This is a Bad Design for so many reasons I don’t know where to start. First, the behavior of the spreadsheet importer should not depend on global registry settings - that is just inviting mysterious, data-dependent errors whenever other applications or users change those settings. All of those settings should be in the connect string and nowhere else. Second, there should be an option to say "I’m not sure what data is coming, but I want all of it - please coerce everything to something universal like an arbitrary-length string". Third, the interface should be stream-based, not file-based.

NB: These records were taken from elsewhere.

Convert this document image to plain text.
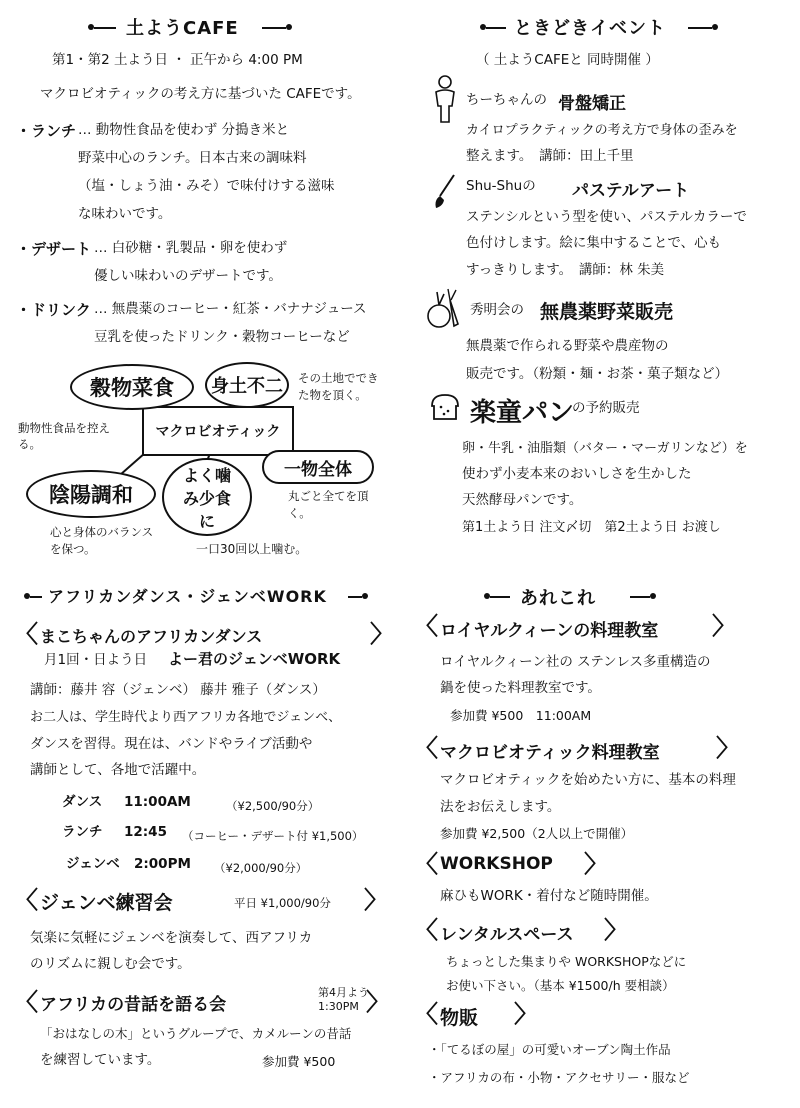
土ようCAFE
第1・第2 土よう日 ・ 正午から 4:00 PM
マクロビオティックの考え方に基づいた CAFEです。
・ランチ … 動物性食品を使わず 分搗き米と
野菜中心のランチ。日本古来の調味料
（塩・しょう油・みそ）で味付けする滋味
な味わいです。
・デザート … 白砂糖・乳製品・卵を使わず
優しい味わいのデザートです。
・ドリンク … 無農薬のコーヒー・紅茶・バナナジュース
豆乳を使ったドリンク・穀物コーヒーなど
マクロビオティック
穀物菜食	身土不二
陰陽調和
よく噛み少食に
一物全体
動物性食品を控える。
その土地でできた物を頂く。
心と身体のバランスを保つ。	一口30回以上噛む。
丸ごと全てを頂く。
ときどきイベント
（ 土ようCAFEと 同時開催 ）
ちーちゃんの 骨盤矯正
カイロプラクティックの考え方で身体の歪みを
整えます。　講師：田上千里
Shu-Shuの パステルアート
ステンシルという型を使い、パステルカラーで
色付けします。絵に集中することで、心も
すっきりします。　講師：林 朱美
秀明会の 無農薬野菜販売
無農薬で作られる野菜や農産物の
販売です。（粉類・麺・お茶・菓子類など）
楽童パン
の予約販売
卵・牛乳・油脂類（バター・マーガリンなど）を
使わず小麦本来のおいしさを生かした
天然酵母パンです。
第1土よう日 注文〆切　第2土よう日 お渡し
アフリカンダンス・ジェンベWORK
〈 まこちゃんのアフリカンダンス	〉
月1回・日よう日 よー君のジェンベWORK
講師：藤井 容（ジェンベ） 藤井 雅子（ダンス）
お二人は、学生時代より西アフリカ各地でジェンベ、
ダンスを習得。現在は、バンドやライブ活動や
講師として、各地で活躍中。
ダンス 11:00AM	（¥2,500/90分）
ランチ 12:45 （コーヒー・デザート付 ¥1,500）
ジェンベ 2:00PM （¥2,000/90分）
〈 ジェンベ練習会	平日 ¥1,000/90分 〉
気楽に気軽にジェンベを演奏して、西アフリカ
のリズムに親しむ会です。
〈 アフリカの昔話を語る会
第4月よう
1:30PM 〉
「おはなしの木」というグループで、カメルーンの昔話
を練習しています。	参加費 ¥500
あれこれ
〈 ロイヤルクィーンの料理教室 〉
ロイヤルクィーン社の ステンレス多重構造の
鍋を使った料理教室です。
参加費 ¥500　11:00AM
〈 マクロビオティック料理教室 〉
マクロビオティックを始めたい方に、基本の料理
法をお伝えします。
参加費 ¥2,500（2人以上で開催）
〈 WORKSHOP 〉
麻ひもWORK・着付など随時開催。
〈 レンタルスペース 〉
ちょっとした集まりや WORKSHOPなどに
お使い下さい。（基本 ¥1500/h 要相談）
〈 物販 〉
・「てるぼの屋」の可愛いオーブン陶土作品
・アフリカの布・小物・アクセサリー・服など
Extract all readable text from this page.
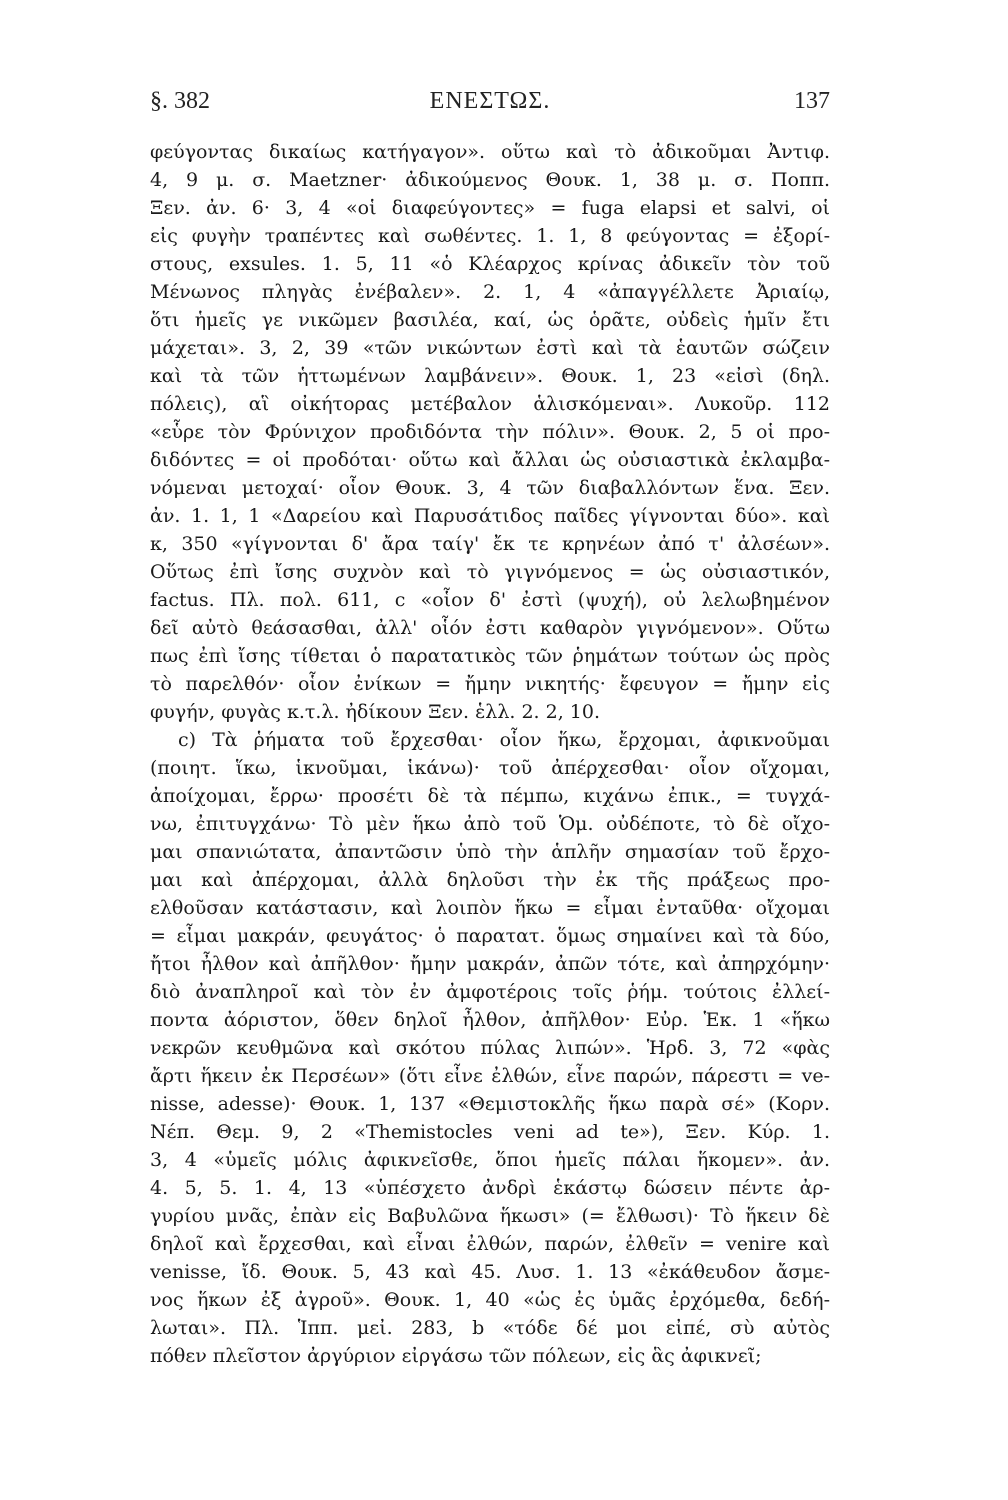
§. 382	ΕΝΕΣΤΩΣ.	137
φεύγοντας δικαίως κατήγαγον». οὕτω καὶ τὸ ἀδικοῦμαι Ἀντιφ.
4, 9 μ. σ. Maetzner· ἀδικούμενος Θουκ. 1, 38 μ. σ. Ποππ.
Ξεν. ἀν. 6· 3, 4 «οἱ διαφεύγοντες» = fuga elapsi et salvi, οἱ
εἰς φυγὴν τραπέντες καὶ σωθέντες. 1. 1, 8 φεύγοντας = ἐξορί-
στους, exsules. 1. 5, 11 «ὁ Κλέαρχος κρίνας ἀδικεῖν τὸν τοῦ
Μένωνος πληγὰς ἐνέβαλεν». 2. 1, 4 «ἀπαγγέλλετε Ἀριαίῳ,
ὅτι ἡμεῖς γε νικῶμεν βασιλέα, καί, ὡς ὁρᾶτε, οὐδεὶς ἡμῖν ἔτι
μάχεται». 3, 2, 39 «τῶν νικώντων ἐστὶ καὶ τὰ ἑαυτῶν σώζειν
καὶ τὰ τῶν ἡττωμένων λαμβάνειν». Θουκ. 1, 23 «εἰσὶ (δηλ.
πόλεις), αἳ οἰκήτορας μετέβαλον ἁλισκόμεναι». Λυκοῦρ. 112
«εὗρε τὸν Φρύνιχον προδιδόντα τὴν πόλιν». Θουκ. 2, 5 οἱ προ-
διδόντες = οἱ προδόται· οὕτω καὶ ἄλλαι ὡς οὐσιαστικὰ ἐκλαμβα-
νόμεναι μετοχαί· οἷον Θουκ. 3, 4 τῶν διαβαλλόντων ἕνα. Ξεν.
ἀν. 1. 1, 1 «Δαρείου καὶ Παρυσάτιδος παῖδες γίγνονται δύο». καὶ
κ, 350 «γίγνονται δ' ἄρα ταίγ' ἔκ τε κρηνέων ἀπό τ' ἀλσέων».
Οὕτως ἐπὶ ἴσης συχνὸν καὶ τὸ γιγνόμενος = ὡς οὐσιαστικόν,
factus. Πλ. πολ. 611, c «οἷον δ' ἐστὶ (ψυχή), οὐ λελωβημένον
δεῖ αὐτὸ θεάσασθαι, ἀλλ' οἷόν ἐστι καθαρὸν γιγνόμενον». Οὕτω
πως ἐπὶ ἴσης τίθεται ὁ παρατατικὸς τῶν ῥημάτων τούτων ὡς πρὸς
τὸ παρελθόν· οἷον ἐνίκων = ἤμην νικητής· ἔφευγον = ἤμην εἰς
φυγήν, φυγὰς κ.τ.λ. ἠδίκουν Ξεν. ἑλλ. 2. 2, 10.
c) Τὰ ῥήματα τοῦ ἔρχεσθαι· οἷον ἥκω, ἔρχομαι, ἀφικνοῦμαι
(ποιητ. ἵκω, ἱκνοῦμαι, ἱκάνω)· τοῦ ἀπέρχεσθαι· οἷον οἴχομαι,
ἀποίχομαι, ἔρρω· προσέτι δὲ τὰ πέμπω, κιχάνω ἐπικ., = τυγχά-
νω, ἐπιτυγχάνω· Τὸ μὲν ἥκω ἀπὸ τοῦ Ὁμ. οὐδέποτε, τὸ δὲ οἴχο-
μαι σπανιώτατα, ἀπαντῶσιν ὑπὸ τὴν ἁπλῆν σημασίαν τοῦ ἔρχο-
μαι καὶ ἀπέρχομαι, ἀλλὰ δηλοῦσι τὴν ἐκ τῆς πράξεως προ-
ελθοῦσαν κατάστασιν, καὶ λοιπὸν ἥκω = εἶμαι ἐνταῦθα· οἴχομαι
= εἶμαι μακράν, φευγάτος· ὁ παρατατ. ὅμως σημαίνει καὶ τὰ δύο,
ἤτοι ἦλθον καὶ ἀπῆλθον· ἤμην μακράν, ἀπῶν τότε, καὶ ἀπηρχόμην·
διὸ ἀναπληροῖ καὶ τὸν ἐν ἀμφοτέροις τοῖς ῥήμ. τούτοις ἐλλεί-
ποντα ἀόριστον, ὅθεν δηλοῖ ἦλθον, ἀπῆλθον· Εὐρ. Ἑκ. 1 «ἥκω
νεκρῶν κευθμῶνα καὶ σκότου πύλας λιπών». Ἡρδ. 3, 72 «φὰς
ἄρτι ἥκειν ἐκ Περσέων» (ὅτι εἶνε ἐλθών, εἶνε παρών, πάρεστι = ve-
nisse, adesse)· Θουκ. 1, 137 «Θεμιστοκλῆς ἥκω παρὰ σέ» (Κορν.
Νέπ. Θεμ. 9, 2 «Themistocles veni ad te»), Ξεν. Κύρ. 1.
3, 4 «ὑμεῖς μόλις ἀφικνεῖσθε, ὅποι ἡμεῖς πάλαι ἥκομεν». ἀν.
4. 5, 5. 1. 4, 13 «ὑπέσχετο ἀνδρὶ ἑκάστῳ δώσειν πέντε ἀρ-
γυρίου μνᾶς, ἐπὰν εἰς Βαβυλῶνα ἥκωσι» (= ἔλθωσι)· Τὸ ἥκειν δὲ
δηλοῖ καὶ ἔρχεσθαι, καὶ εἶναι ἐλθών, παρών, ἐλθεῖν = venire καὶ
venisse, ἴδ. Θουκ. 5, 43 καὶ 45. Λυσ. 1. 13 «ἐκάθευδον ἄσμε-
νος ἥκων ἐξ ἀγροῦ». Θουκ. 1, 40 «ὡς ἐς ὑμᾶς ἐρχόμεθα, δεδή-
λωται». Πλ. Ἱππ. μεἰ. 283, b «τόδε δέ μοι εἰπέ, σὺ αὐτὸς
πόθεν πλεῖστον ἀργύριον εἰργάσω τῶν πόλεων, εἰς ἃς ἀφικνεῖ;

If you are reading the spreadsheet data from the network, you shouldn’t have to save it to a temporary file in order to parse it. Fourth, you shouldn’t have to read the spreadsheet schema if you just want to select the worksheet by index (e.g. you want to read the first worksheet, whatever it happens to be called).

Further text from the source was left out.